Slowly, as if he had been cast in lead, Duo followed Heero up the steps to the church and didn't balk as he paid the small entrance fee. "Is this your first time to the Church of Santa Barbara?" The old man on the door asked.

"No," Heero said, "I've been here before, but my friend hasn't."

The man opened the drawer on his desk and handed him a small brochure, "these are local restaurants and hotels and some pictures of the church. Enjoy your visit and go with god."

Duo snorted in answer but said nothing.

The church of Santa Barbara in Sedlec was the ossuary, and looking around it Duo let out a low whistle. "I don't know if this is heresy or worship." He said.

The church was adorned, liberally, with the bones of the dead. Streamers of human skulls and tibia crisscrossed across the ceiling.

A giant coat of arms decorated one wall.

In alcoves were cups made of bones.

The stands for candles were made of bones.

There was a pyramid of skulls behind a cage.

The chandelier was made of bones.

"An ossuary," Heero said, "is a place to store human bones," his voice was low, "and when they ran out of room in the ground they got a local artisan to find a use for the bones rather than grind them up and use them as building materials, like other churches did. This is why I took you to Prague."

Duo was gaping at the spectacle, which although grim and ghoulish had a weird sense of celebration about it. As bizarre as the items were they were, in a strange sense, also beautiful. This was not, as it would seem to others, a despots favoured sense of decorating, but a celebration of death that was in no way ghoulish. The artist had taken the materials at hand and created something wondrous. "How many?" He asked, his voice low and awe-struck.

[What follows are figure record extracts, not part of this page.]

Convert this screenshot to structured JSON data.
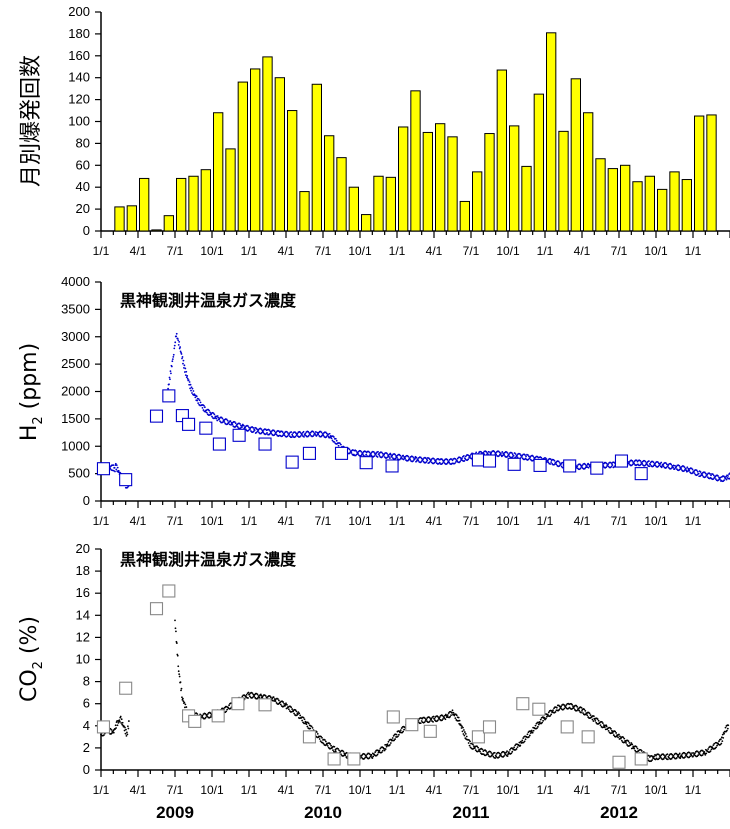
{
  "years": [
    "2009",
    "2010",
    "2011",
    "2012"
  ],
  "x_tick_labels": [
    "1/1",
    "4/1",
    "7/1",
    "10/1",
    "1/1",
    "4/1",
    "7/1",
    "10/1",
    "1/1",
    "4/1",
    "7/1",
    "10/1",
    "1/1",
    "4/1",
    "7/1",
    "10/1",
    "1/1"
  ],
  "chart_data": [
    {
      "type": "bar",
      "ylabel": "月別爆発回数",
      "ylim": [
        0,
        200
      ],
      "yticks": [
        0,
        20,
        40,
        60,
        80,
        100,
        120,
        140,
        160,
        180,
        200
      ],
      "color": "#ffff00",
      "categories": [
        "2008-01",
        "2008-02",
        "2008-03",
        "2008-04",
        "2008-05",
        "2008-06",
        "2008-07",
        "2008-08",
        "2008-09",
        "2008-10",
        "2008-11",
        "2008-12",
        "2009-01",
        "2009-02",
        "2009-03",
        "2009-04",
        "2009-05",
        "2009-06",
        "2009-07",
        "2009-08",
        "2009-09",
        "2009-10",
        "2009-11",
        "2009-12",
        "2010-01",
        "2010-02",
        "2010-03",
        "2010-04",
        "2010-05",
        "2010-06",
        "2010-07",
        "2010-08",
        "2010-09",
        "2010-10",
        "2010-11",
        "2010-12",
        "2011-01",
        "2011-02",
        "2011-03",
        "2011-04",
        "2011-05",
        "2011-06",
        "2011-07",
        "2011-08",
        "2011-09",
        "2011-10",
        "2011-11",
        "2011-12",
        "2012-01",
        "2012-02",
        "2012-03"
      ],
      "values": [
        0,
        22,
        23,
        48,
        1,
        14,
        48,
        50,
        56,
        108,
        75,
        136,
        148,
        159,
        140,
        110,
        36,
        134,
        87,
        67,
        40,
        15,
        50,
        49,
        95,
        128,
        90,
        98,
        86,
        27,
        54,
        89,
        147,
        96,
        59,
        125,
        181,
        91,
        139,
        108,
        66,
        57,
        60,
        45,
        50,
        38,
        54,
        47,
        105,
        106,
        0
      ]
    },
    {
      "type": "scatter",
      "title": "黒神観測井温泉ガス濃度",
      "ylabel": "H2 (ppm)",
      "ylim": [
        0,
        4000
      ],
      "yticks": [
        0,
        500,
        1000,
        1500,
        2000,
        2500,
        3000,
        3500,
        4000
      ],
      "color": "#0000cc",
      "continuous_series": [
        [
          0.0,
          550
        ],
        [
          0.2,
          540
        ],
        [
          0.6,
          600
        ],
        [
          1.0,
          610
        ],
        [
          1.1,
          560
        ],
        [
          1.2,
          640
        ],
        [
          2.05,
          270
        ],
        [
          2.3,
          330
        ],
        [
          5.4,
          2000
        ],
        [
          5.9,
          2700
        ],
        [
          6.1,
          3050
        ],
        [
          6.3,
          2900
        ],
        [
          6.8,
          2400
        ],
        [
          7.3,
          2050
        ],
        [
          7.8,
          1850
        ],
        [
          8.5,
          1650
        ],
        [
          9.5,
          1500
        ],
        [
          10.5,
          1420
        ],
        [
          11.5,
          1350
        ],
        [
          12.5,
          1290
        ],
        [
          13.5,
          1260
        ],
        [
          14.5,
          1230
        ],
        [
          15.5,
          1210
        ],
        [
          16.5,
          1220
        ],
        [
          17.5,
          1230
        ],
        [
          18.5,
          1200
        ],
        [
          19.0,
          1100
        ],
        [
          19.6,
          950
        ],
        [
          20.5,
          880
        ],
        [
          21.5,
          860
        ],
        [
          22.5,
          850
        ],
        [
          23.5,
          820
        ],
        [
          24.5,
          790
        ],
        [
          25.5,
          760
        ],
        [
          26.5,
          740
        ],
        [
          27.5,
          720
        ],
        [
          28.5,
          720
        ],
        [
          29.5,
          780
        ],
        [
          30.5,
          850
        ],
        [
          31.5,
          870
        ],
        [
          32.5,
          860
        ],
        [
          33.5,
          830
        ],
        [
          34.5,
          800
        ],
        [
          35.5,
          760
        ],
        [
          36.5,
          720
        ],
        [
          37.5,
          650
        ],
        [
          38.5,
          620
        ],
        [
          39.5,
          640
        ],
        [
          40.5,
          650
        ],
        [
          41.5,
          660
        ],
        [
          42.5,
          690
        ],
        [
          43.5,
          700
        ],
        [
          44.5,
          680
        ],
        [
          45.5,
          660
        ],
        [
          46.5,
          620
        ],
        [
          47.5,
          580
        ],
        [
          48.5,
          500
        ],
        [
          49.5,
          450
        ],
        [
          50.3,
          400
        ],
        [
          50.8,
          430
        ],
        [
          51.2,
          490
        ]
      ],
      "squares": [
        [
          0.2,
          590
        ],
        [
          2.0,
          390
        ],
        [
          4.5,
          1550
        ],
        [
          5.5,
          1920
        ],
        [
          6.6,
          1560
        ],
        [
          7.1,
          1400
        ],
        [
          8.5,
          1330
        ],
        [
          9.6,
          1040
        ],
        [
          11.2,
          1200
        ],
        [
          13.3,
          1040
        ],
        [
          15.5,
          710
        ],
        [
          16.9,
          870
        ],
        [
          19.5,
          870
        ],
        [
          21.5,
          700
        ],
        [
          23.6,
          640
        ],
        [
          30.6,
          750
        ],
        [
          31.5,
          730
        ],
        [
          33.5,
          670
        ],
        [
          35.6,
          650
        ],
        [
          38.0,
          640
        ],
        [
          40.2,
          600
        ],
        [
          42.2,
          730
        ],
        [
          43.8,
          500
        ]
      ]
    },
    {
      "type": "scatter",
      "title": "黒神観測井温泉ガス濃度",
      "ylabel": "CO2 (%)",
      "ylim": [
        0,
        20
      ],
      "yticks": [
        0,
        2,
        4,
        6,
        8,
        10,
        12,
        14,
        16,
        18,
        20
      ],
      "color": "#000000",
      "continuous_series": [
        [
          0.0,
          3.2
        ],
        [
          0.5,
          3.6
        ],
        [
          1.0,
          3.4
        ],
        [
          1.3,
          4.2
        ],
        [
          1.6,
          4.6
        ],
        [
          2.1,
          3.2
        ],
        [
          2.3,
          4.5
        ],
        [
          6.0,
          13.5
        ],
        [
          6.3,
          9.0
        ],
        [
          6.6,
          6.5
        ],
        [
          7.0,
          5.2
        ],
        [
          8.0,
          4.8
        ],
        [
          9.0,
          5.0
        ],
        [
          10.0,
          5.4
        ],
        [
          11.0,
          6.2
        ],
        [
          12.0,
          6.8
        ],
        [
          13.0,
          6.6
        ],
        [
          14.0,
          6.4
        ],
        [
          15.0,
          5.8
        ],
        [
          16.0,
          5.0
        ],
        [
          17.0,
          3.8
        ],
        [
          18.0,
          2.6
        ],
        [
          19.0,
          1.8
        ],
        [
          20.0,
          1.3
        ],
        [
          21.0,
          1.2
        ],
        [
          22.0,
          1.3
        ],
        [
          23.0,
          2.0
        ],
        [
          24.0,
          3.2
        ],
        [
          25.0,
          4.2
        ],
        [
          26.0,
          4.5
        ],
        [
          27.0,
          4.6
        ],
        [
          28.0,
          4.8
        ],
        [
          28.5,
          5.2
        ],
        [
          29.0,
          4.5
        ],
        [
          29.5,
          3.2
        ],
        [
          30.0,
          2.2
        ],
        [
          31.0,
          1.6
        ],
        [
          32.0,
          1.3
        ],
        [
          33.0,
          1.5
        ],
        [
          34.0,
          2.4
        ],
        [
          35.0,
          3.6
        ],
        [
          36.0,
          4.8
        ],
        [
          37.0,
          5.6
        ],
        [
          38.0,
          5.8
        ],
        [
          39.0,
          5.4
        ],
        [
          40.0,
          4.6
        ],
        [
          41.0,
          3.8
        ],
        [
          42.0,
          3.0
        ],
        [
          43.0,
          2.2
        ],
        [
          44.0,
          1.4
        ],
        [
          44.5,
          1.0
        ],
        [
          45.0,
          1.2
        ],
        [
          46.0,
          1.2
        ],
        [
          47.0,
          1.3
        ],
        [
          48.0,
          1.4
        ],
        [
          49.0,
          1.6
        ],
        [
          49.8,
          2.2
        ],
        [
          50.3,
          2.6
        ],
        [
          50.6,
          3.6
        ],
        [
          50.9,
          4.0
        ]
      ],
      "squares": [
        [
          0.2,
          3.9
        ],
        [
          2.0,
          7.4
        ],
        [
          4.5,
          14.6
        ],
        [
          5.5,
          16.2
        ],
        [
          7.1,
          4.9
        ],
        [
          7.6,
          4.4
        ],
        [
          9.5,
          4.9
        ],
        [
          11.1,
          6.0
        ],
        [
          13.3,
          5.9
        ],
        [
          16.9,
          3.0
        ],
        [
          18.9,
          1.0
        ],
        [
          20.5,
          1.0
        ],
        [
          23.7,
          4.8
        ],
        [
          25.2,
          4.1
        ],
        [
          26.7,
          3.5
        ],
        [
          30.6,
          3.0
        ],
        [
          31.5,
          3.9
        ],
        [
          34.2,
          6.0
        ],
        [
          35.5,
          5.5
        ],
        [
          37.8,
          3.9
        ],
        [
          39.5,
          3.0
        ],
        [
          42.0,
          0.7
        ],
        [
          43.8,
          1.0
        ]
      ]
    }
  ]
}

"Over forty thousand." Heero answered. "They were already dead, they just had no more room for them."

"It's," Duo began but the words were gone. "It's," he started again but failed, "it's."

"Perfect for the God of Death." Heero finished. "I knew you'd love it. If it was a war memorial, or the remains of a great plague I think this place would be hellish, but…"

"It's the memory of someone's desire to be here even after death." Duo said. "When I die, I want someone to build something out of my bones, just like this. Heero, thank you, for bringing me here."

Heero smiled, a little shyly, "this kind of place is no fun to see on your own, now go stand beside the monstrance, I've brought my camera and I know you'll want a record of this."


Author's Note:

The Ossuary in Sedlec is completely real and is amazing and gruesome and there are pictures of it on the web if you look it up.

This is a good link for it http: www. ludd. luth. Se /users /silverp /kutna.html (to make it show in FF net I had to add spaces)

And the little moment between Duo and Heero in bed, I aint explaining it, was Heero dense, did he ignore the come on, did Duo intend to give such a blatant come on, was he offended by the rebuttal or relieved? I aint saying. Come to your own conclusions on that one.